In my opinion they have different indications and sometimes overlapping.
In children postop there is a dip in lv function that can be managed with norepi. Some centers use norepi routinely. On the other side, for example, if you have a patient on amiodarone and becomes hypotensive, vasopressin is probably a better choice to provide vasoconstriction without aggravating the primary arrhythmia.

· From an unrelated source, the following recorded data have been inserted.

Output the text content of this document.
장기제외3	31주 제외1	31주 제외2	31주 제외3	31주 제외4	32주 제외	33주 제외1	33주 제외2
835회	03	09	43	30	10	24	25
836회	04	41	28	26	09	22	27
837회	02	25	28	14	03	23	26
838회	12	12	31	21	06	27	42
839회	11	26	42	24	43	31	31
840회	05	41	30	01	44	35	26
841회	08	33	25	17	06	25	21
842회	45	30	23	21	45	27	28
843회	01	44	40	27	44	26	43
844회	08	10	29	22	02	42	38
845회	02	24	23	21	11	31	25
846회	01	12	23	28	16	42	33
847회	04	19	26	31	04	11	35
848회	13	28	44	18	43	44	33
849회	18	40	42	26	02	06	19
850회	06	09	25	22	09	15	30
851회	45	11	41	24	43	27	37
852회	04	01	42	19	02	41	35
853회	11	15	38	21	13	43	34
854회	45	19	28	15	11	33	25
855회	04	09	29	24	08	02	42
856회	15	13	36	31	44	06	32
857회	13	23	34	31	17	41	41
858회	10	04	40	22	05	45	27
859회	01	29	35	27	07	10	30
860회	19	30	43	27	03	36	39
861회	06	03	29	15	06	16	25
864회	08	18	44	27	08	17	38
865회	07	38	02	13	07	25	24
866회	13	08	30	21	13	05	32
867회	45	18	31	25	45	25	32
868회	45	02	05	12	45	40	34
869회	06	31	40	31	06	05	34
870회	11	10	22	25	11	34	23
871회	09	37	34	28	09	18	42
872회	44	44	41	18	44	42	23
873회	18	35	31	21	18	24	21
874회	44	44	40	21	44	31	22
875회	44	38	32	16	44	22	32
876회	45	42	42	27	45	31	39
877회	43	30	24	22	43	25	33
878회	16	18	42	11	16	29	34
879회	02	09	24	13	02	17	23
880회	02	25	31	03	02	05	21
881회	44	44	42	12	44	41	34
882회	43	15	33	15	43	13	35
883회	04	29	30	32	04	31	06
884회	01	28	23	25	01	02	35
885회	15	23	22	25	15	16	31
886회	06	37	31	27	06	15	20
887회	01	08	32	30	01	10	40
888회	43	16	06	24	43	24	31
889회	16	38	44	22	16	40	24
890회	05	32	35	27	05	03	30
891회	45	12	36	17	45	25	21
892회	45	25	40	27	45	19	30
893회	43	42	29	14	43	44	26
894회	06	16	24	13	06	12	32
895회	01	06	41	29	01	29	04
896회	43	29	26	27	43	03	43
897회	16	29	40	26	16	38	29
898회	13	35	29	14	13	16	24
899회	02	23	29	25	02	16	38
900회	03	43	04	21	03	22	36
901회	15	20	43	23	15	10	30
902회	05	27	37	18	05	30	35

As Dres Donatelli and Neema have already indicated norepinephrine has several advantages. In our experience vasopressin is added if there is vasoplegia, e.g. in endocarditic patients. In case of high output failure (with preserved LV function) we will give methyleneblue to get vasoreactivity. It is not advisable to use it in patients with poor LV function.
The answer is quite simple. Norepinephrine is the first line vasoactive drug in most centers. However, quite an amount of patients do not respond to increasing doses when suffering from vasoplegia. Here vasopressin at an intial dose of 0.5 to 1.0 I.U/h might revert vasoplegia. As Dr. Aleksic mentioned, in case of severe vasoplegia in combination with preserved LV-Fx methylene blue administered at 1.0 to a max. of 3.0 mg/Kg body weight might be a reasonable alternative. Here I recommend starting at a low dose (0.5-1 mg/kg) and a careful titration until patient response. Avoid overexceeding the maximum dose to avoid toxicity. Before switching to second line vasoactive drugs, care has to be taken, that both volume status and pH has been normalized. Swan-Ganz catheterization is absolutely mandatory in this setup.
Vasopressin does not affect pulmonary vascular resistance and is of benefit when RV impairment is a concern. However as already discussed Norepinephrine is first-line in most instances.